Now, let's think of the physical design of this. The case is clearly designed to have both the CPU and GPU oriented inwards, towards the inner heatsink, as both cold plates face outwards, one on each side. Any finned side panels would then need to connect around the component they're cooling (either GPU or motherboard) which would a) make for some really long heatpipes in the case of the motherboard (and long heatpipes aren't cheap!) b) limit motherboard support due to varying socket placements and VRM heatsinks inevitably making some motherboards foul the heatpipes, and c) making mounting the side panels entirely impossible. If the CPU and GPU both screw onto the inner heatsink from the back of the PCB, how would you get any sort of contact between any wraparound heatpipes and the side panel?

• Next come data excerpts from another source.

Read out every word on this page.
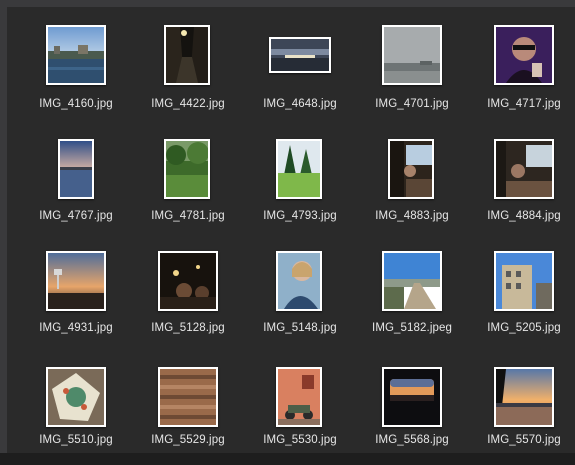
IMG_4160.jpg	IMG_4422.jpg	IMG_4648.jpg	IMG_4701.jpg	IMG_4717.jpg
IMG_4767.jpg	IMG_4781.jpg	IMG_4793.jpg	IMG_4883.jpg	IMG_4884.jpg
IMG_4931.jpg	IMG_5128.jpg	IMG_5148.jpg	IMG_5182.jpeg	IMG_5205.jpg
IMG_5510.jpg	IMG_5529.jpg	IMG_5530.jpg	IMG_5568.jpg	IMG_5570.jpg
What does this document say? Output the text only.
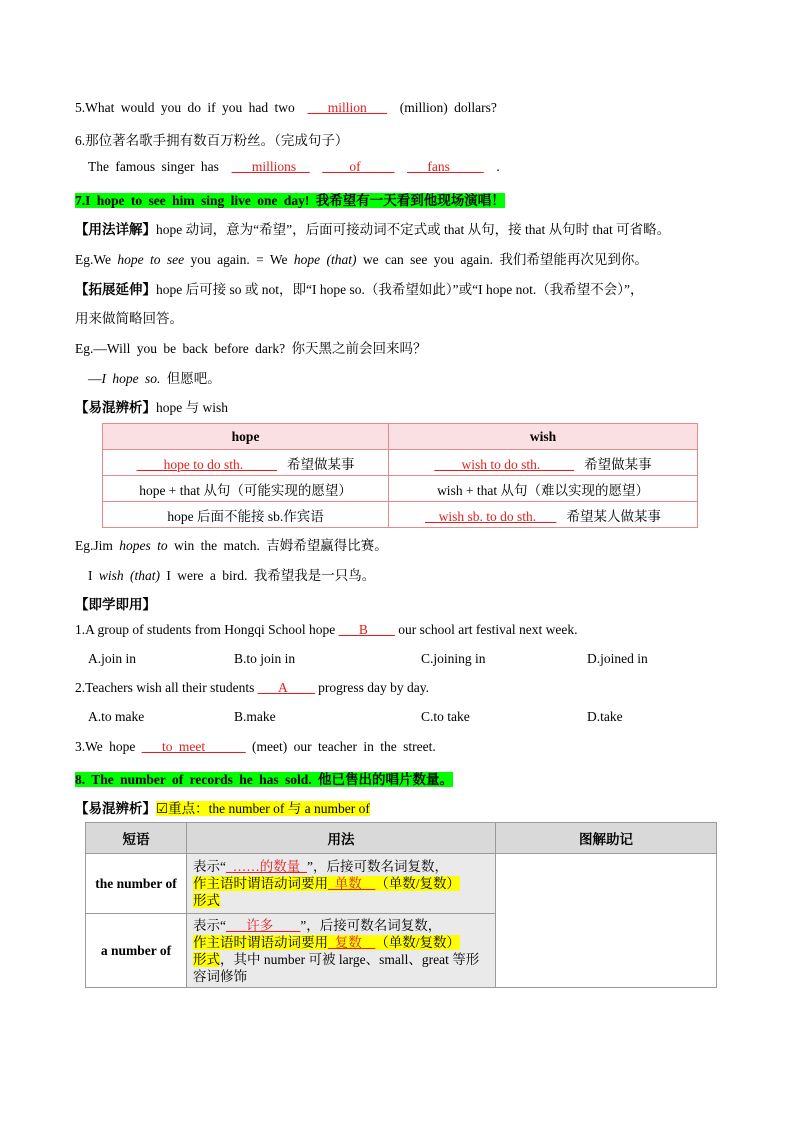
5.What would you do if you had two ___million___ (million) dollars?
6.那位著名歌手拥有数百万粉丝。（完成句子）
The famous singer has ___millions__ ____of_____ ___fans_____ .
7.I hope to see him sing live one day! 我希望有一天看到他现场演唱！
【用法详解】hope 动词，意为“希望”，后面可接动词不定式或 that 从句，接 that 从句时 that 可省略。
Eg.We hope to see you again. = We hope (that) we can see you again. 我们希望能再次见到你。
【拓展延伸】hope 后可接 so 或 not，即“I hope so.（我希望如此）”或“I hope not.（我希望不会）”，
用来做简略回答。
Eg.—Will you be back before dark? 你天黑之前会回来吗？
—I hope so. 但愿吧。
【易混辨析】hope 与 wish
hope	wish
____hope to do sth._____ 希望做某事	____wish to do sth._____ 希望做某事
hope + that 从句（可能实现的愿望）	wish + that 从句（难以实现的愿望）
hope 后面不能接 sb.作宾语	__wish sb. to do sth.___ 希望某人做某事
Eg.Jim hopes to win the match. 吉姆希望赢得比赛。
I wish (that) I were a bird. 我希望我是一只鸟。
【即学即用】
1.A group of students from Hongqi School hope ___B____ our school art festival next week.
A.join in	B.to join in	C.joining in	D.joined in
2.Teachers wish all their students ___A____ progress day by day.
A.to make	B.make	C.to take	D.take
3.We hope ___to meet______ (meet) our teacher in the street.
8. The number of records he has sold. 他已售出的唱片数量。
【易混辨析】☑重点：the number of 与 a number of
短语	用法	图解助记
the number of	表示“_……的数量_”，后接可数名词复数，
作主语时谓语动词要用_单数__（单数/复数）
形式	
a number of	表示“___许多____”，后接可数名词复数，
作主语时谓语动词要用_复数__（单数/复数）
形式，其中 number 可被 large、small、great 等形
容词修饰	
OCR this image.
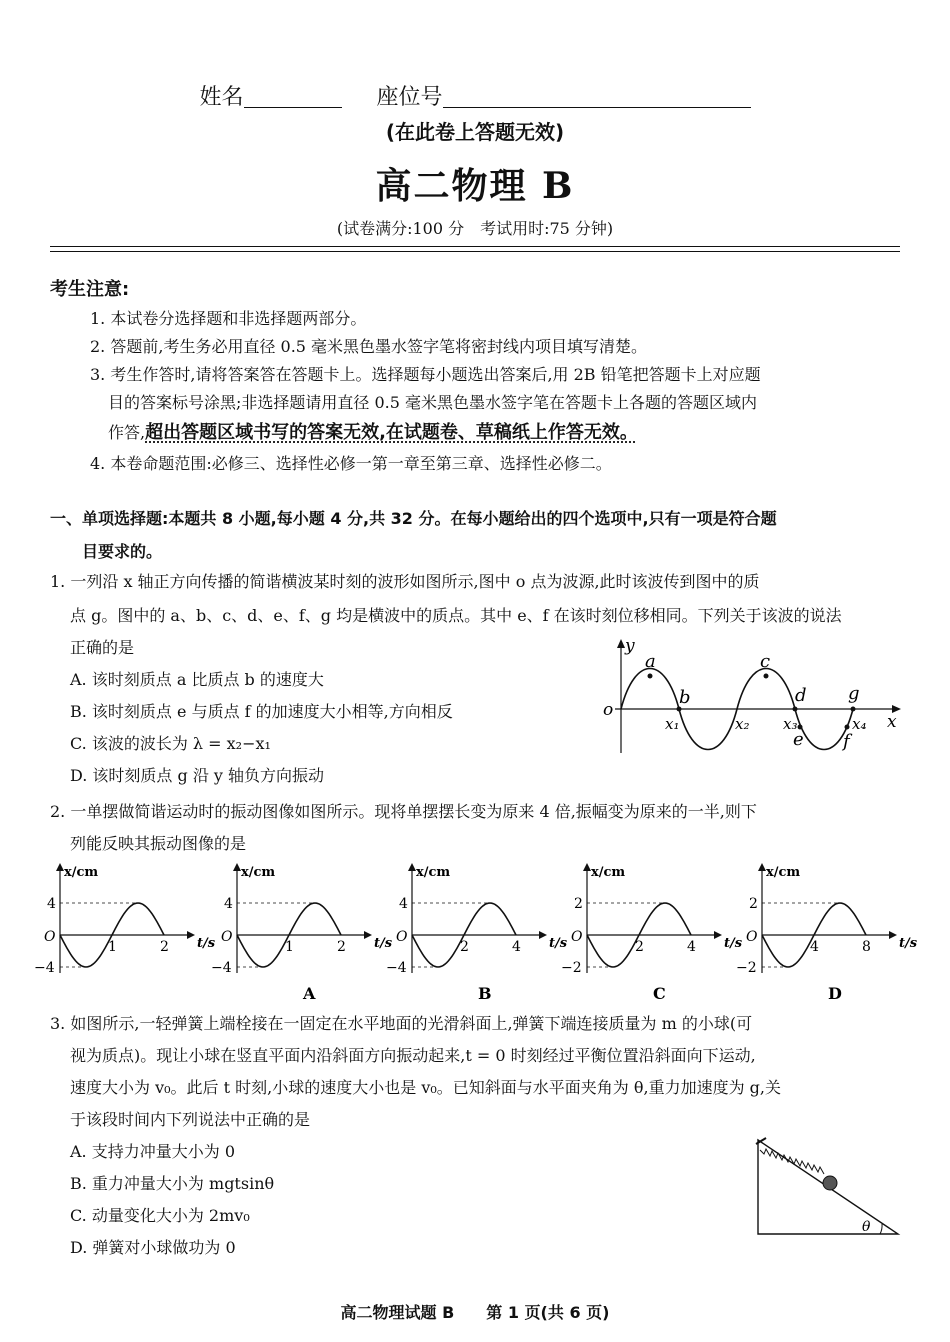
姓名	座位号
(在此卷上答题无效)
高二物理 B
(试卷满分:100 分　考试用时:75 分钟)
考生注意:
1. 本试卷分选择题和非选择题两部分。
2. 答题前,考生务必用直径 0.5 毫米黑色墨水签字笔将密封线内项目填写清楚。
3. 考生作答时,请将答案答在答题卡上。选择题每小题选出答案后,用 2B 铅笔把答题卡上对应题
目的答案标号涂黑;非选择题请用直径 0.5 毫米黑色墨水签字笔在答题卡上各题的答题区域内
作答,超出答题区域书写的答案无效,在试题卷、草稿纸上作答无效。
4. 本卷命题范围:必修三、选择性必修一第一章至第三章、选择性必修二。
一、单项选择题:本题共 8 小题,每小题 4 分,共 32 分。在每小题给出的四个选项中,只有一项是符合题
目要求的。
1. 一列沿 x 轴正方向传播的简谐横波某时刻的波形如图所示,图中 o 点为波源,此时该波传到图中的质
点 g。图中的 a、b、c、d、e、f、g 均是横波中的质点。其中 e、f 在该时刻位移相同。下列关于该波的说法
正确的是
A. 该时刻质点 a 比质点 b 的速度大
B. 该时刻质点 e 与质点 f 的加速度大小相等,方向相反
C. 该波的波长为 λ = x₂−x₁
D. 该时刻质点 g 沿 y 轴负方向振动
y
x
o
a
b
c
d
e f
g
x₁	x₂ x₃	x₄
2. 一单摆做简谐运动时的振动图像如图所示。现将单摆摆长变为原来 4 倍,振幅变为原来的一半,则下
列能反映其振动图像的是
x/cm
t/s
O
4
−4
1	2
x/cm
t/s
O
4
−4
1	2
A
x/cm
t/s
O
4
−4
2	4
B
x/cm
t/s
O
2
−2
2	4
C
x/cm
t/s
O
2
−2
4	8
D
3. 如图所示,一轻弹簧上端栓接在一固定在水平地面的光滑斜面上,弹簧下端连接质量为 m 的小球(可
视为质点)。现让小球在竖直平面内沿斜面方向振动起来,t = 0 时刻经过平衡位置沿斜面向下运动,
速度大小为 v₀。此后 t 时刻,小球的速度大小也是 v₀。已知斜面与水平面夹角为 θ,重力加速度为 g,关
于该段时间内下列说法中正确的是
A. 支持力冲量大小为 0
B. 重力冲量大小为 mgtsinθ
C. 动量变化大小为 2mv₀
D. 弹簧对小球做功为 0
θ
高二物理试题 B　　第 1 页(共 6 页)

You'd at the very least need several sets of notches on the inside of the side panels for the heatpipes to slot into, with visible screws on the outside to clamp things down, and even then you'd have an absolute nightmare in terms of actually getting the side panels on without applying significant force to your components. The chances of something breaking or a poor mount, if you could get the panels on at all, would be enormous.
Of course you could argue for designing a case without the internal heatsink and with finned panels instead, but ... that would be a completely different case. And one that already exists (well, it certainly looks like vaporware).
As for the cooling capacity, their site says 300W passively "per chip" (i.e. CPU and GPU, I guess), with more cooling capacity if you add the two optional 140mm top fans. So you won't be cooling a 3090 (and likely not a 3080 without throttling) passively, but pretty damn close. They have different, lower numbers for "recommended" passive cooling power, at 150W for the CPU and 250W for the GPU, which sounds like it would make more sense if you're looking for silence and decent temperatures. "Recommended" for active cooling (that's a <500rpm 140mm fan for each fin stack) is 250+320, though I'm guessing you can go higher if you speed up those fans some. As with any cooling solution of this nature, YMMV. As with all heatsinks, there's no magical "maximum cooling capacity" spec, it's all down to how you can and are willing to balance component thermals, airflow and noise. (There is of course a practical drop-off point where component thermals hit unsustainable levels no matter the airflow thrown at it, but that's likely high enough to not matter much here unless you're naïve enough to think you can overclock a 3080 or 3090 passively.)